1. Capital Airport fresco: On September 29, 1979, then China’s largest modernized airport – Capital International Airport, was completed, when 7 giant frescoes in its lounge were also unveiled to the public. Among them was a 27 meters long and 3.4 meters long fresco titled “Water-splashing Festival – Paean of Life” drawn by Yuan Yunsheng, portraying the scene of Dai people (a minority ethnic group living in Southwest China, particularly Yunnan) celebrating their Water-splashing Festival. The fresco consists of two parts: on the front side of the wall was scene of Dai people carrying water, splashing water and dancing; on a smaller wall to the east were scenes of bathing and courting. Because of nudity in this bathing part, the fresco was covered with a curtain several months after it was unveiled for show. On the eve of China’s National Day on October 1, a grand ceremony of completion was held for Capital International Airport, one of the key national construction projects shortly after the Cultural Revolution. The frescos in the lounge unveiled at the same time became a sensational event for China’s art community that year. Among all these frescos, “Water-splashing Festival” was the largest one, and the first artwork appearing in public space with nude human body ever since the People’s Republic of China was found in 1949, triggering widespread debate in media at that time.

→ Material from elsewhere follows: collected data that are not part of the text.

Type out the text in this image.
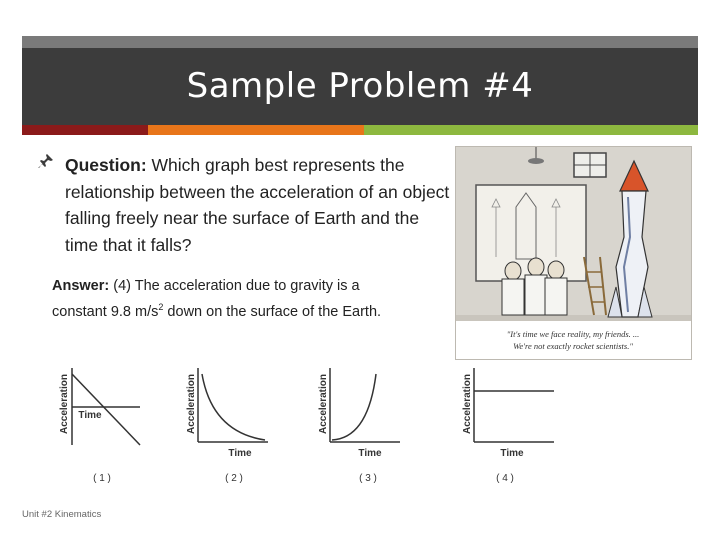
Sample Problem #4
Question: Which graph best represents the relationship between the acceleration of an object falling freely near the surface of Earth and the time that it falls?
Answer: (4) The acceleration due to gravity is a constant 9.8 $m/s^2$ down on the surface of the Earth.
"It's time we face reality, my friends. ...
We're not exactly rocket scientists."
Acceleration Time
( 1 )
Acceleration
Time
( 2 )
Acceleration
Time
( 3 )
Acceleration
Time
( 4 )
Unit #2 Kinematics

2. Formal beauty: In 1981, artist Wu Guanzhong published an article titled “Content Determines Form?” in the 3rd issue of the journal Art that year, for the first time raising the question of “formal beauty” in art. Wu argued that in artworks, the form could came to existence before the content, a proposition that retorting the principle of “content determines form” in art in the Cultural Revolution and triggering a nationwide debate about content and form.